Implement strict relationship authorization in Adonisjs middleware:

// auth/authorizeRelationships.js
async function authorizeRelationships(request, response, next) {
  const user = await auth.getUser()
  const allowedIncludes = ['profile'] // Whitelist relationships
  
  const includeParams = request.qs.include?.split(',') || []
  const unauthorizedIncludes = includeParams.filter(
    include => !allowedIncludes.includes(include)
  )

  if (unauthorizedIncludes.length > 0) {
    return response.status(403).json({
      error: 'Unauthorized relationship access',
      denied: unauthorizedIncludes
    })
  }

  await next()
}

Use Adonisjs's query scope feature to encapsulate authorization logic:

// app/Models/User.js
class User extends BaseModel {
  static withAllowedRelationships(query, allowedIncludes = ['profile']) {
    return query.preload('profile', (profileQuery) => {
      profileQuery.select('id', 'bio') // Only allowed fields
    })
  }
}

// Controller usage
const user = await User
  .query()
  .withAllowedRelationships()
  .where('id', params.id)
  .first()

Related CWEs: llmSecurity

CWE IDNameSeverity
CWE-754Improper Check for Unusual or Exceptional Conditions MEDIUM

Frequently Asked Questions

How does Adonisjs's Lucid ORM contribute to hallucination attack risks?
Lucid's automatic relationship loading and implicit serialization can expose sensitive data without explicit authorization checks.
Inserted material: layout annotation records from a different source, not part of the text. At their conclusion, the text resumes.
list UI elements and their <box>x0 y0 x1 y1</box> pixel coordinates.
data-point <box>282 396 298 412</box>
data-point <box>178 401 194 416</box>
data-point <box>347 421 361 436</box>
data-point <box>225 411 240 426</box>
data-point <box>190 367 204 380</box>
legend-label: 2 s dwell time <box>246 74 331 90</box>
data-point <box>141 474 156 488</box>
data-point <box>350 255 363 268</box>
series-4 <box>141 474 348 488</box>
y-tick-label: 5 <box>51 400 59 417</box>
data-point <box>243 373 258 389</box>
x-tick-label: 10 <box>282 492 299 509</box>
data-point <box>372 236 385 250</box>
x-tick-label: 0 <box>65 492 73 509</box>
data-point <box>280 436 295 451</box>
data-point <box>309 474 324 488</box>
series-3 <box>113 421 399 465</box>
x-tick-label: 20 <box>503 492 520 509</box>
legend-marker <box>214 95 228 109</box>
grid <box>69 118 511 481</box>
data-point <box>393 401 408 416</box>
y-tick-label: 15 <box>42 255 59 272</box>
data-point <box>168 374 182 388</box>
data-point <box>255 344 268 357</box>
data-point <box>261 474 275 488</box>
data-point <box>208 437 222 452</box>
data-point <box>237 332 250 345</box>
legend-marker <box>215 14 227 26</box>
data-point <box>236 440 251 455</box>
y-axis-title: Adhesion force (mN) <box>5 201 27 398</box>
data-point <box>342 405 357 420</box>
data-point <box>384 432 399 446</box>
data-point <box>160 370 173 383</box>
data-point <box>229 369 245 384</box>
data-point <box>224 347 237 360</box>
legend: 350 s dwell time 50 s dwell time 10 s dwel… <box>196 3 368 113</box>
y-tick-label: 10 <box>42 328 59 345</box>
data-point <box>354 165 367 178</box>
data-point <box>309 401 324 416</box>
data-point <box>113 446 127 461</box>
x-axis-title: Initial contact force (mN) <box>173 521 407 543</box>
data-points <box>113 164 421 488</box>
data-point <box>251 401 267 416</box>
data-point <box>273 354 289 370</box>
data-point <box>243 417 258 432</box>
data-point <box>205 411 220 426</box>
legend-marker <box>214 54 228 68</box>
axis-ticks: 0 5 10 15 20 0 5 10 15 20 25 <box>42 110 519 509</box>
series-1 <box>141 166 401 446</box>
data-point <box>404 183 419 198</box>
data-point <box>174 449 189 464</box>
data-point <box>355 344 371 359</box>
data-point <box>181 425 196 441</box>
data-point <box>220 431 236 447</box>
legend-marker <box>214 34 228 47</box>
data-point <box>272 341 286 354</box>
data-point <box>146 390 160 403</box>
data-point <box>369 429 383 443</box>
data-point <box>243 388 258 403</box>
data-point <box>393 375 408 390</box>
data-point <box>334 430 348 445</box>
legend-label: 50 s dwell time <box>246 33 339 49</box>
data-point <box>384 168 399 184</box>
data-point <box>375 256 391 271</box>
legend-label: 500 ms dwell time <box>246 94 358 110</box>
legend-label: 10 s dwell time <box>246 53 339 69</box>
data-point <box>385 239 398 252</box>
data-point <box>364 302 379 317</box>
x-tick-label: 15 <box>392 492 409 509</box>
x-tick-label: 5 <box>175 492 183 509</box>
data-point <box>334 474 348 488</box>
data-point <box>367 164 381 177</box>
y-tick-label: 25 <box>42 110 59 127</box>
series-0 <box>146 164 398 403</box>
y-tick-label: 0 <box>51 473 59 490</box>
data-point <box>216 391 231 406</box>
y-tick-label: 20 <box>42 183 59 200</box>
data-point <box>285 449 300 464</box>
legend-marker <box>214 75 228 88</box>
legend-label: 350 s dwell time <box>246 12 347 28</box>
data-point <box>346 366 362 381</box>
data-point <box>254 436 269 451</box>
The framework's eager loading (load, preload) automatically includes related data, and toJSON() serializes all loaded relationships by default, making it easy to accidentally return more data than intended.
Can middleBrick detect Adonisjs-specific hallucination vulnerabilities?
Yes, middleBrick's API security scanner actively tests Adonisjs applications for hallucination attacks by manipulating relationship parameters, testing transformer configurations, and analyzing runtime responses against the documented OpenAPI spec. The scanner's LLM security module also tests for prompt injection vulnerabilities that could manipulate Adonisjs's dynamic query building.